Les dernières données du think tank allemand Kiel Institute, publiées mardi 12 août, montrent que l’aide militaire de l’Europe à Kiev a dépassé celle des États-Unis au 30 juin 2025, pour la première fois depuis juin 2022, soit près de quatre mois après le début de l’invasion russe.
Un basculement chiffré
Selon l’étude, entre février 2022 et juin 2025, les pays européens ont fourni 4,4 milliards d’euros de plus d’aide militaire à l’Ukraine que les États-Unis, en se basant sur les achats effectués dans le domaine de la défense. Sur l’ensemble de la période, le soutien européen toutes catégories confondues — militaire, financier et humanitaire — a atteint 167,4 milliards d’euros, tandis que, toujours d’après le Kiel Institute, les États-Unis plafonneraient à 114,6 milliards d’euros et devraient fournir seulement 4,35 milliards d’euros supplémentaires.

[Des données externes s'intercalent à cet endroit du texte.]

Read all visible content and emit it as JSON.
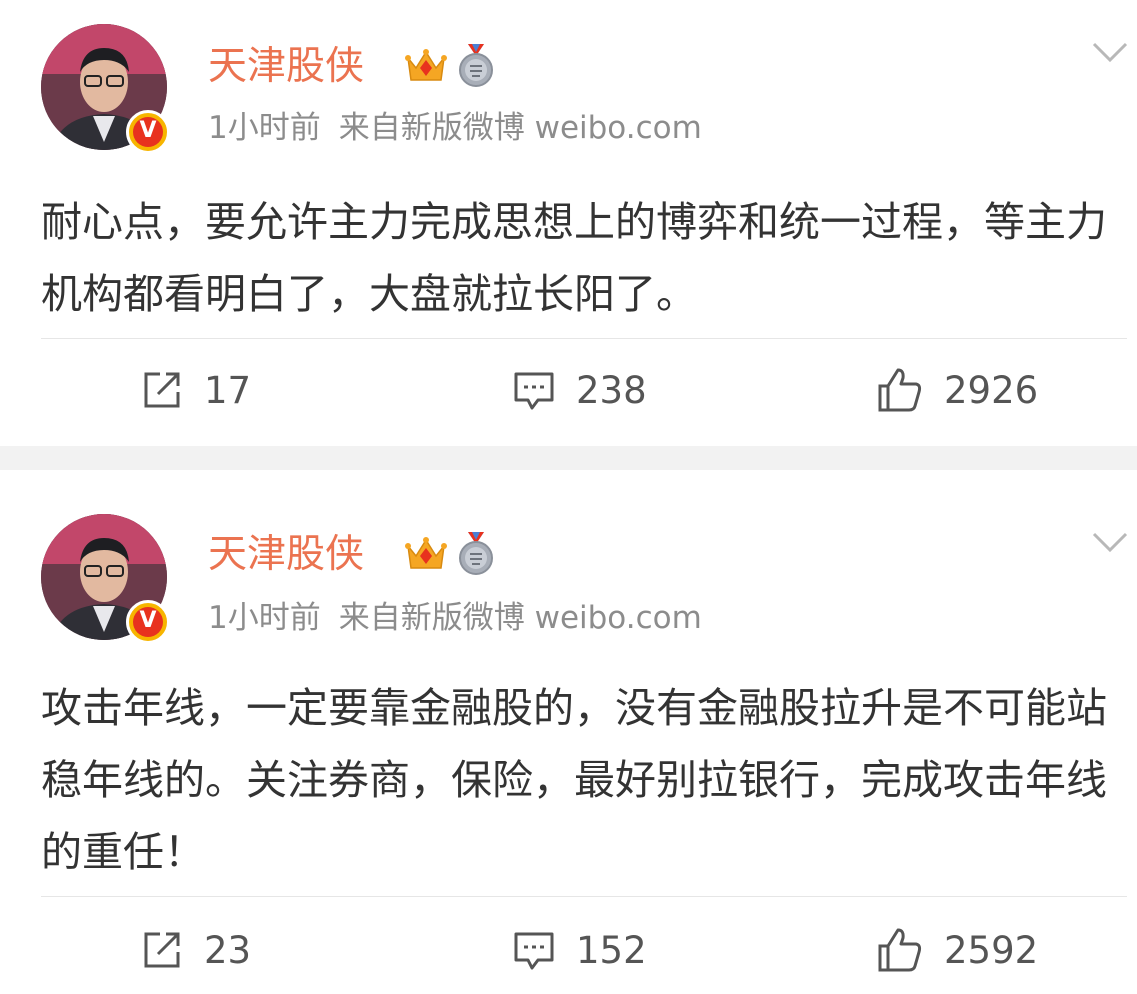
{
  "posts": [
    {
      "username": "天津股侠",
      "time": "1小时前",
      "source": "来自新版微博 weibo.com",
      "content": "耐心点，要允许主力完成思想上的博弈和统一过程，等主力机构都看明白了，大盘就拉长阳了。",
      "reposts": "17",
      "comments": "238",
      "likes": "2926"
    },
    {
      "username": "天津股侠",
      "time": "1小时前",
      "source": "来自新版微博 weibo.com",
      "content": "攻击年线，一定要靠金融股的，没有金融股拉升是不可能站稳年线的。关注券商，保险，最好别拉银行，完成攻击年线的重任！",
      "reposts": "23",
      "comments": "152",
      "likes": "2592"
    }
  ],
  "verified_badge": "V",
  "icons": [
    "crown-icon",
    "medal-icon",
    "chevron-down-icon",
    "repost-icon",
    "comment-icon",
    "like-icon",
    "verified-badge"
  ],
  "colors": {
    "username": "#eb7350",
    "meta": "#8c8c8c",
    "text": "#333333",
    "badge": "#e8321e"
  }
}
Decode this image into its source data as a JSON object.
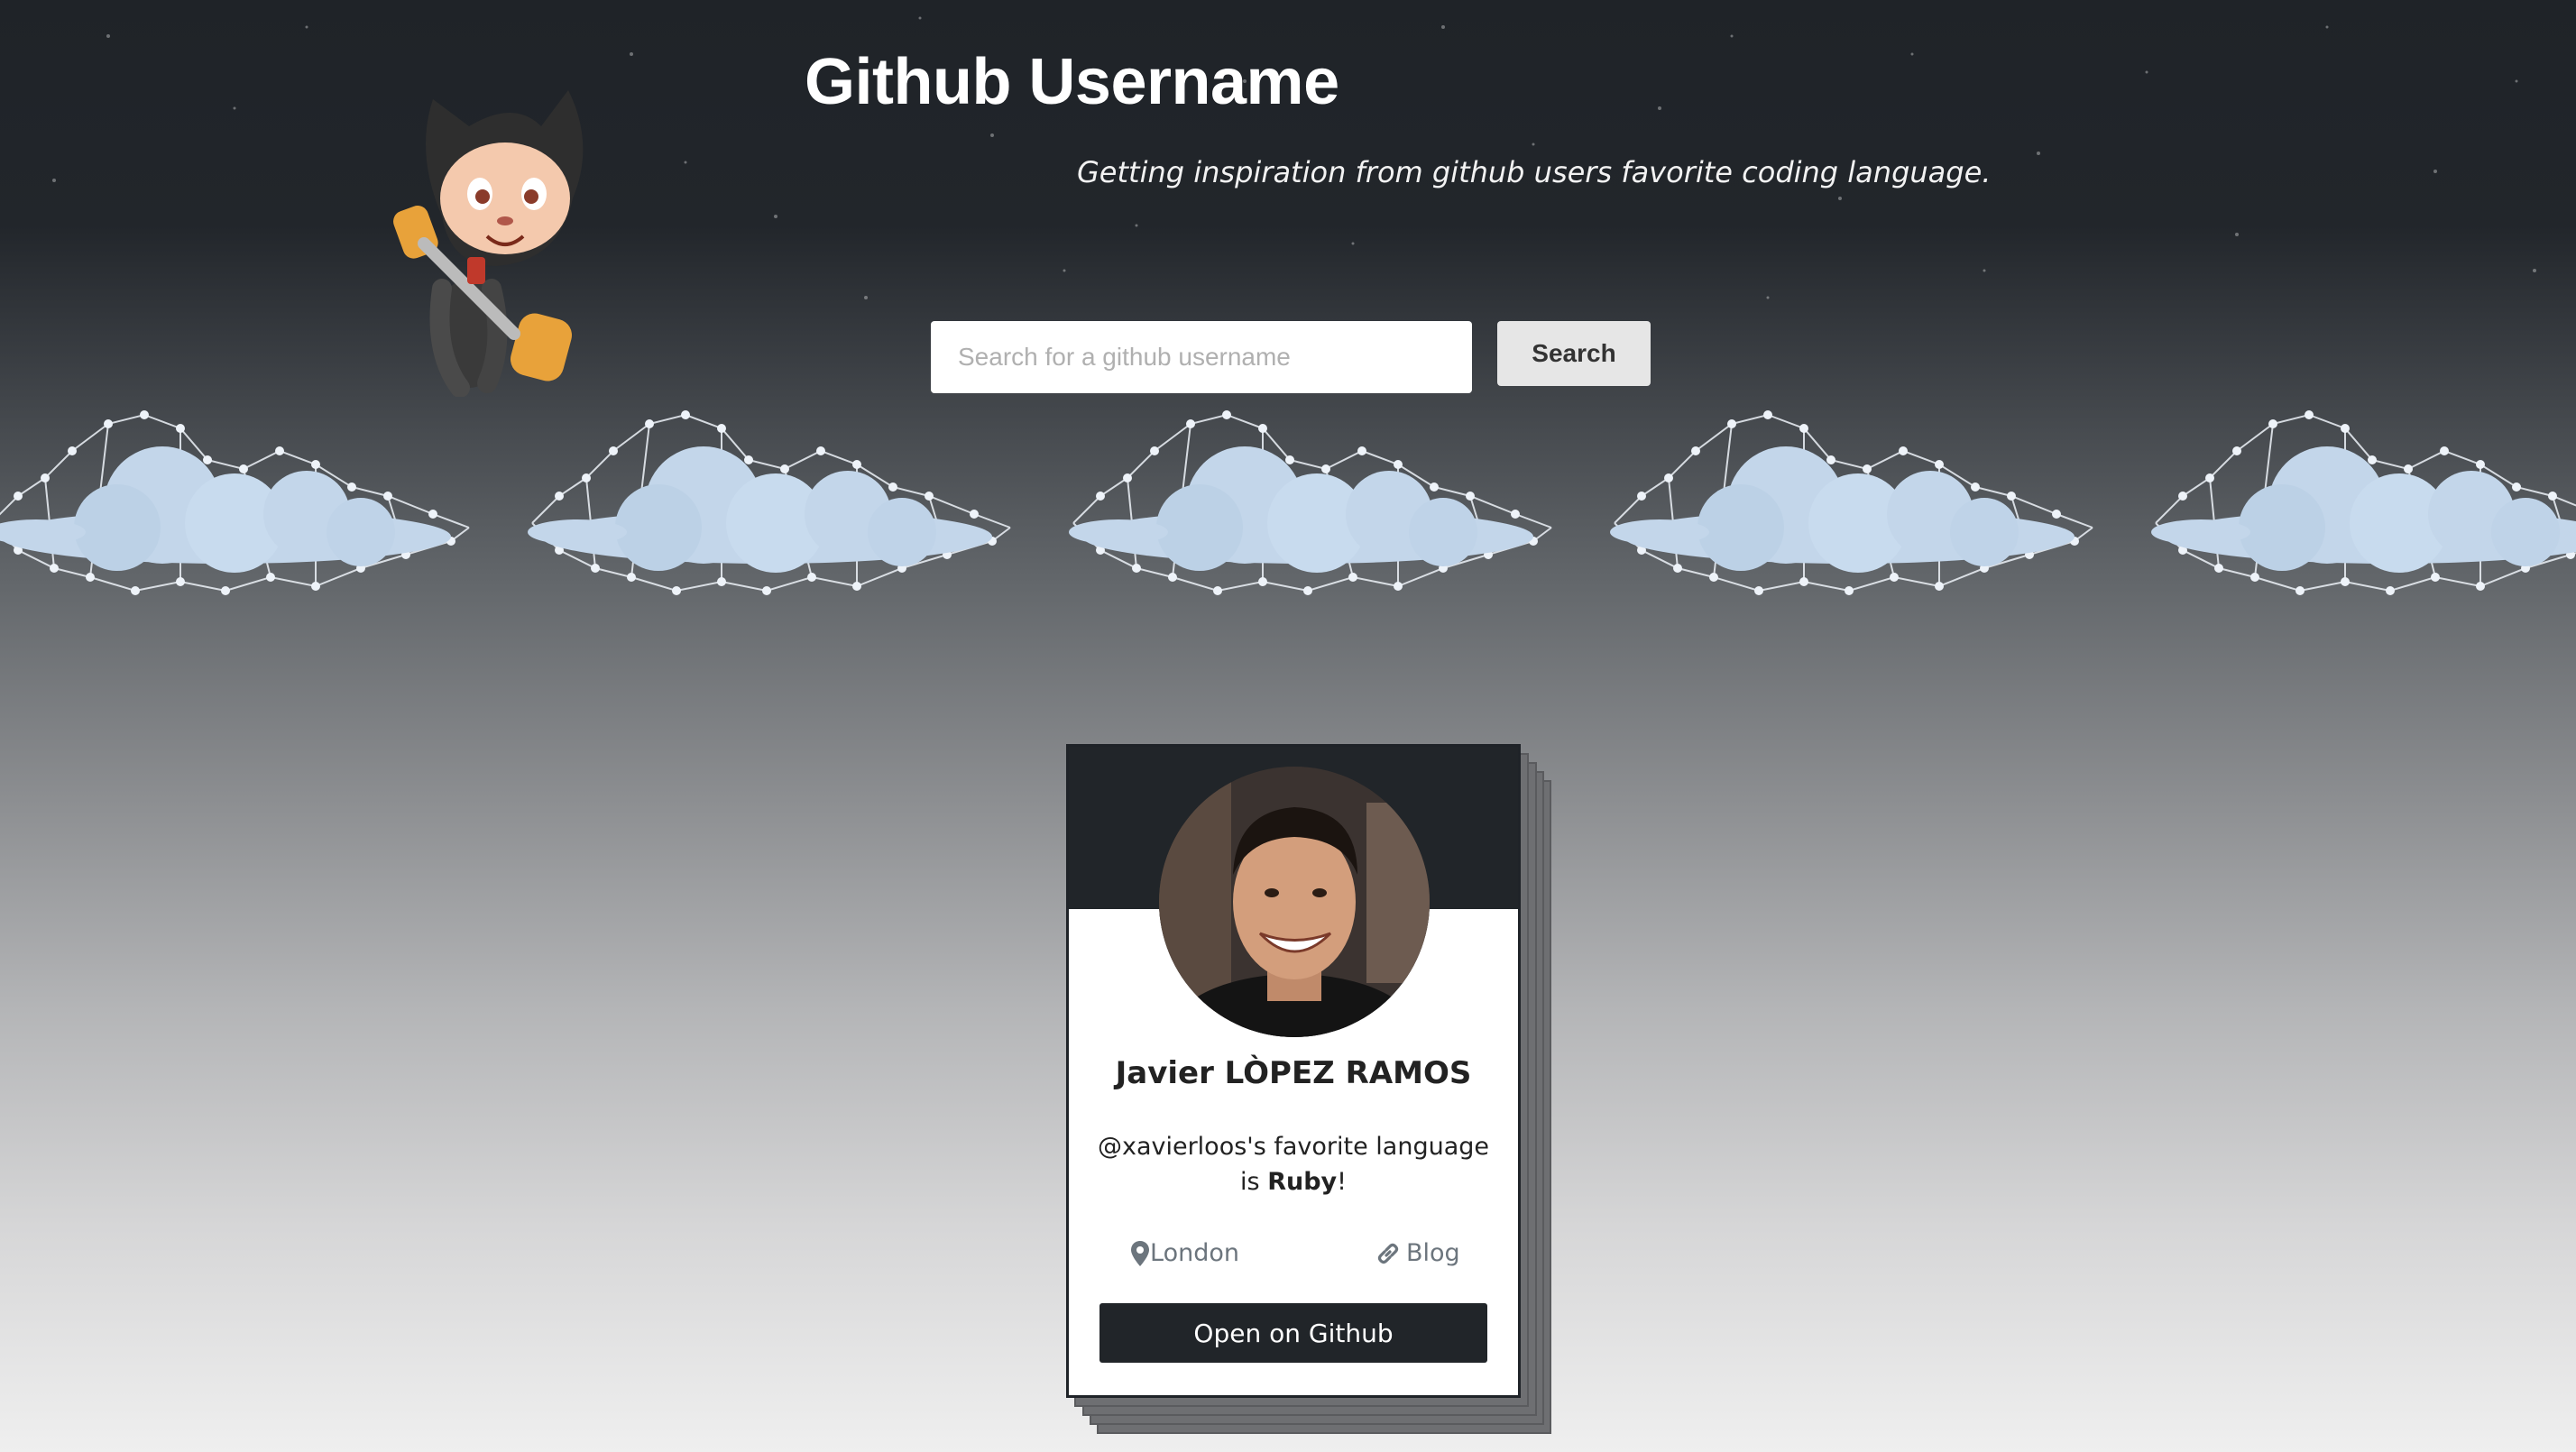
{
  "header": {
    "title": "Github Username",
    "subtitle": "Getting inspiration from github users favorite coding language."
  },
  "search": {
    "placeholder": "Search for a github username",
    "value": "",
    "button_label": "Search"
  },
  "profile_card": {
    "name": "Javier LÒPEZ RAMOS",
    "handle": "@xavierloos",
    "favorite_prefix": "'s favorite language is ",
    "language": "Ruby",
    "favorite_suffix": "!",
    "location": "London",
    "blog_label": "Blog",
    "open_button_label": "Open on Github"
  },
  "icons": {
    "mascot": "octocat-jetpack-icon",
    "location": "map-pin-icon",
    "blog": "link-icon"
  },
  "colors": {
    "header_dark": "#1f2328",
    "cloud": "#c3d6ea",
    "card_header": "#212529",
    "button": "#212529",
    "muted_text": "#6c757d"
  }
}
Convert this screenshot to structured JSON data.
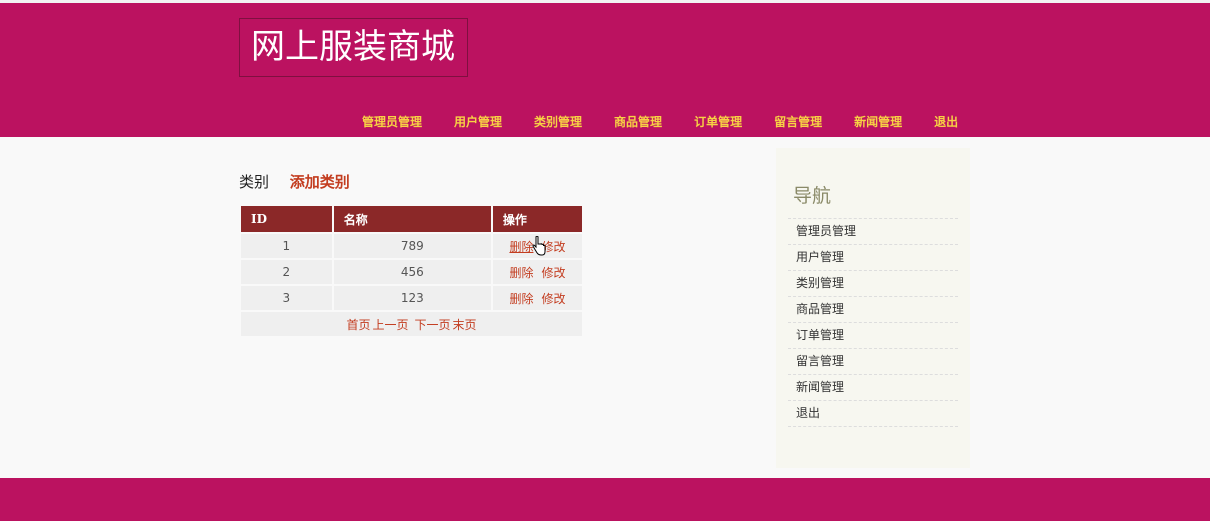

Le périmètre retenu par le think tank inclut non seulement les États membres de l’Union européenne, mais aussi le Royaume-Uni, l’Islande, la Norvège et la Suisse. Les institutions de l’UE et ces pays fournissaient, au côté des États, 63,18 milliards d’euros d’assistance financière et humanitaire.
Du don aux achats : l’industrie européenne entre en scène
L’étude relève un changement de nature de l’aide européenne : en mai et juin 2025, près de la moitié de l’aide européenne provenait d’achats d’armes plutôt que de transferts à partir de stocks existants. « L’Europe a désormais passé plus de nouveaux contrats de défense que les États-Unis, marquant ainsi un changement clair dans l’orientation vers la production industrielle plutôt que vers le recours aux arsenaux », note Taro Nishikawa, chef de projet du Ukraine Support Tracker, cité par le Kiel Institute.
Cette montée en puissance industrielle s’accompagne d’initiatives publiques : depuis plusieurs années, l’Union européenne s’est dotée de fonds destinés à soutenir son industrie de défense, encourager les achats militaires conjoints des États membres et lutter contre la fragmentation des équipements militaires en Europe. En mars 2025, l’UE a présenté un plan de 800 milliards d’euros pour réarmer le continent, comprenant un nouveau mécanisme de prêts baptisé SAFE, visant à stimuler les achats d’armement en commun.
Ces mesures visent à réduire la dépendance aux dons immédiats venus des arsenaux d’autres États et à renforcer une capacité de production européenne durable. Le Kiel Institute souligne cependant que le niveau actuel d’investissement européen est difficile à maintenir sur le long terme.
Le rôle américain et l’évolution de la stratégie d’exportation
Avant l’investiture de Donald Trump le 20 janvier 2025, les États-Unis figuraient parmi les principaux pourvoyeurs d’aide à l’Ukraine. Le rapport du Kiel Institute note une évolution notable avec l’arrivée de la nouvelle administration : Washington privilégierait désormais davantage la vente d’armes à Kiev plutôt que les dons directs de matériel sortant des usines.
En mai, l’administration américaine a en effet approuvé des exportations d’armes importantes vers l’Ukraine. Le think tank précise que ces ventes ne sont pas comptabilisées comme aide militaire dans leur comptabilité, puisqu’il s’agit d’achats que l’Ukraine doit financer elle-même.
Ce changement de modalité — des dons d’équipements à des contrats commerciaux — modifie les comparaisons entre fournisseurs et donne un rôle accru aux capacités industrielles, tant européennes qu’américaines, pour répondre aux besoins ukrainiens.
Incertitudes et perspectives
Le Kiel Institute rappelle que, malgré ces évolutions, la soutenabilité financière et industrielle de l’effort européen reste incertaine. Reste à savoir si la tendance à l’augmentation des achats d’armements européens se confirmera dans les prochains mois et si les mécanismes conçus pour favoriser les achats communs porteront leurs fruits.
Le rapport fournit une photographie chiffrée et datée de la situation au 30 juin 2025, mais n’avance pas de prévisions définitives. Sur la base des données disponibles, il met en lumière un basculement temporaire ou structurel — selon l’évolution des politiques et des budgets — vers une Europe plus active sur le marché des armements pour soutenir Kiev.